Influenza has returned to Europe at a faster-than-expected rate this winter after almost disappearing last year, raising concerns about a prolonged "twindemic" with COVID-19 amid some doubts about the effectiveness of flu vaccines.
Lockdowns, mask-wearing and social distancing that have become the norm in Europe during the COVID-19 pandemic knocked out flu last winter, temporarily eradicating a virus that globally kills about 650,000 a year, according to EU figures.
But that has now changed as countries adopt less strict measures to fight COVID-19 due to widespread vaccination, reports Reuters.
Since mid-December, flu viruses have been circulating in Europe at a higher-than-expected rate, the European Centre for Disease prevention and Control (ECDC) reported this month.
In December, the number of flu cases in European intensive care units (ICU) rose steadily to peak at 43 in the last week of the year, ECDC and World Health Organization data show.
That is well below pre-pandemic levels - with weekly flu cases in ICUs peaking at over 400 at the same stage in 2018, for example.
But it is a big increase on last year, when there was only one flu case in an ICU in the whole of December, data show.
The return of the virus could be the start of an unusually long flu season that could stretch well into the summer, the ECDC's top expert on influenza Pasi Penttinen told Reuters.
"If we start to lift all measures, the big concern I have for influenza is that, because we have had such a long time of almost no circulation in the European population, maybe we will shift away from normal seasonal patterns," he said.
He said dismantling restrictive measures in the spring could prolong the circulation of flu far beyond the normal end of the European season in May.
A "twindemic" could put excessive pressure on already overstretched health systems, the ECDC said in its report.
In France, three regions - including the Paris region - are facing a flu epidemic, according to data published by the French health ministry last week.
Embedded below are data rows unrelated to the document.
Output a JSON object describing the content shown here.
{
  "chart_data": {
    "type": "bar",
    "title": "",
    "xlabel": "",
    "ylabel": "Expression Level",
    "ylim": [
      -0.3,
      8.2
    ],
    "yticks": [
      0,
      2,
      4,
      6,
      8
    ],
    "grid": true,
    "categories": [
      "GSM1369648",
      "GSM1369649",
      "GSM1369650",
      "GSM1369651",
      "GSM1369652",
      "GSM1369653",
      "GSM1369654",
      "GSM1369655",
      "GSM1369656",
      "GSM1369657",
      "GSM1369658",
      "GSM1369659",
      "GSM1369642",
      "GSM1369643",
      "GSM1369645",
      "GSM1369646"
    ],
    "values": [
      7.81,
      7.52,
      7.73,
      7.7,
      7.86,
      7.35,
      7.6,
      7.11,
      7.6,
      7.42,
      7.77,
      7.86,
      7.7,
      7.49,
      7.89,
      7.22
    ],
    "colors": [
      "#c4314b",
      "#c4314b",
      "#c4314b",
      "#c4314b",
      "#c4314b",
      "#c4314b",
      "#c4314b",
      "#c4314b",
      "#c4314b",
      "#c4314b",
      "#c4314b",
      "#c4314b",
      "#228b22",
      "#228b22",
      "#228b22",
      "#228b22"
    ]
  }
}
Others are in a pre-epidemic phase.
This season, France has so far recorded 72 serious cases of flu, with six deaths.
Further complicating matters, the dominant flu strain circulating this year appears so far to be the H3 of the A virus, which usually causes the most severe cases among the elderly.
Penttinen said it was too early to make a final assessment of flu vaccines because a larger number of ill patients was needed for real-world analyses. But lab tests show the vaccines available this year "are not going to be optimal" against H3.
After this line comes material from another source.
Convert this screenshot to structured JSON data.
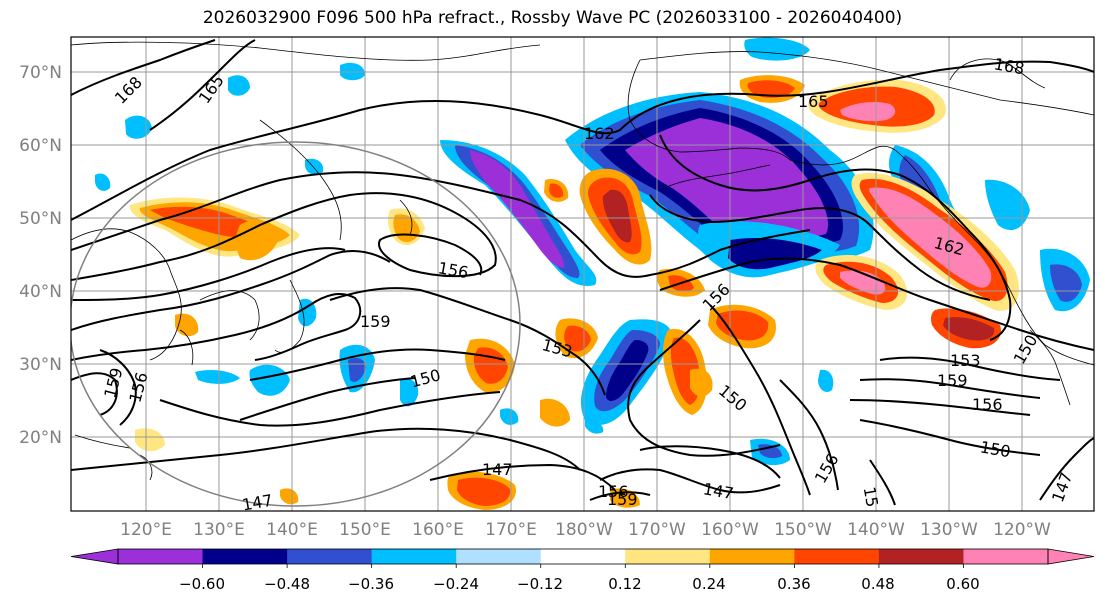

That is largely because there was very little or no virus circulating when the vaccines' composition was decided last year, making it harder for vaccine makers to predict which strain would be dominant in the coming flu season.
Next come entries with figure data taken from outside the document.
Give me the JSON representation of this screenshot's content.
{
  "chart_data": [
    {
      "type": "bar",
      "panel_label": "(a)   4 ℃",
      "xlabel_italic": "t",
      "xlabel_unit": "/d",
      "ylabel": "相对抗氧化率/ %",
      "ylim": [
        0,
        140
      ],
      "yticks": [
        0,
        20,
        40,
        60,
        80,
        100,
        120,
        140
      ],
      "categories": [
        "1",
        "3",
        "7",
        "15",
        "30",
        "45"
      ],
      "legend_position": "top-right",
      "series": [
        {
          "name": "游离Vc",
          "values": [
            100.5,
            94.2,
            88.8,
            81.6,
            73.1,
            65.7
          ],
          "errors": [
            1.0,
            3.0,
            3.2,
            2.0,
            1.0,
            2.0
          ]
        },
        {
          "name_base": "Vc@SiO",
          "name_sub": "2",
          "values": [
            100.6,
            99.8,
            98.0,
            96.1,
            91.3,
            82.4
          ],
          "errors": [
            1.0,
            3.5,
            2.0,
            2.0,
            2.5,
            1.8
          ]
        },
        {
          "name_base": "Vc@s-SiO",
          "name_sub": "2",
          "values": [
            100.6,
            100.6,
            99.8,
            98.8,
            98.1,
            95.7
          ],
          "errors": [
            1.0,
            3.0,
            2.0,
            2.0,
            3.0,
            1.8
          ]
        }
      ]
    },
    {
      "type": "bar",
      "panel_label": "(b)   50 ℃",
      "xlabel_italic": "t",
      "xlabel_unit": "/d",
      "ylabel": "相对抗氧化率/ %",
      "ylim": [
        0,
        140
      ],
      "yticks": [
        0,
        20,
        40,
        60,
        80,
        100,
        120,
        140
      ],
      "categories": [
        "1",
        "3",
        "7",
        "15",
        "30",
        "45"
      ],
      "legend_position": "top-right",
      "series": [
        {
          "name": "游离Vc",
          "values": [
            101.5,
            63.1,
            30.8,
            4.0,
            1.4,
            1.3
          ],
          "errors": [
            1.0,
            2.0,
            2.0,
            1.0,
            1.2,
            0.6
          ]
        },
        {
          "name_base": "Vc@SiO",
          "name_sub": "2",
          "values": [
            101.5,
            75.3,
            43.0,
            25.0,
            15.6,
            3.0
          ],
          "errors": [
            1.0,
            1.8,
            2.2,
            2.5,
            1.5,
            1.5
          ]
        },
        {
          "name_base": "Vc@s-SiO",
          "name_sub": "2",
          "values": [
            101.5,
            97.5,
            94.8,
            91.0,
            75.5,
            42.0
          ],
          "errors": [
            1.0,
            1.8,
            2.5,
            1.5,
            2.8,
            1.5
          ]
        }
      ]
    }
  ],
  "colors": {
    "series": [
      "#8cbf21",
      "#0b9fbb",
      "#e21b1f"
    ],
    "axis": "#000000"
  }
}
Vaccines Europe, which represents top vaccine makers in the region, acknowledged the strain selection was made more difficult by very low flu circulation last year, but added there was not enough data yet to assess the effectiveness of this season's shots.
Flu vaccines are adapted every year to make them as effective as possible against ever-changing flu viruses. Their composition is decided six months before the flu season kicks in, based on circulation of viruses in the opposite hemisphere. That gives time for drugmakers to develop and make the shots.
Europe-wide data on flu vaccine uptake is not yet available. But national figures for France show coverage is not as broad as authorities hoped for.
The authorities there extended by one month the vaccination period to the end of February to boost inoculations. According to figures released last week, 12 million people have so far been vaccinated, about 45 per cent of the targeted population.
"There is still a large room for improvement to limit the impact of the flu epidemic," the health ministry said in a statement on Jan. 11. This year's target is to vaccinate 75 per cent of people at risk.
Vaccines Europe said the industry had supplied large numbers of flu shots, despite the strain on production facilities posed by the pandemic.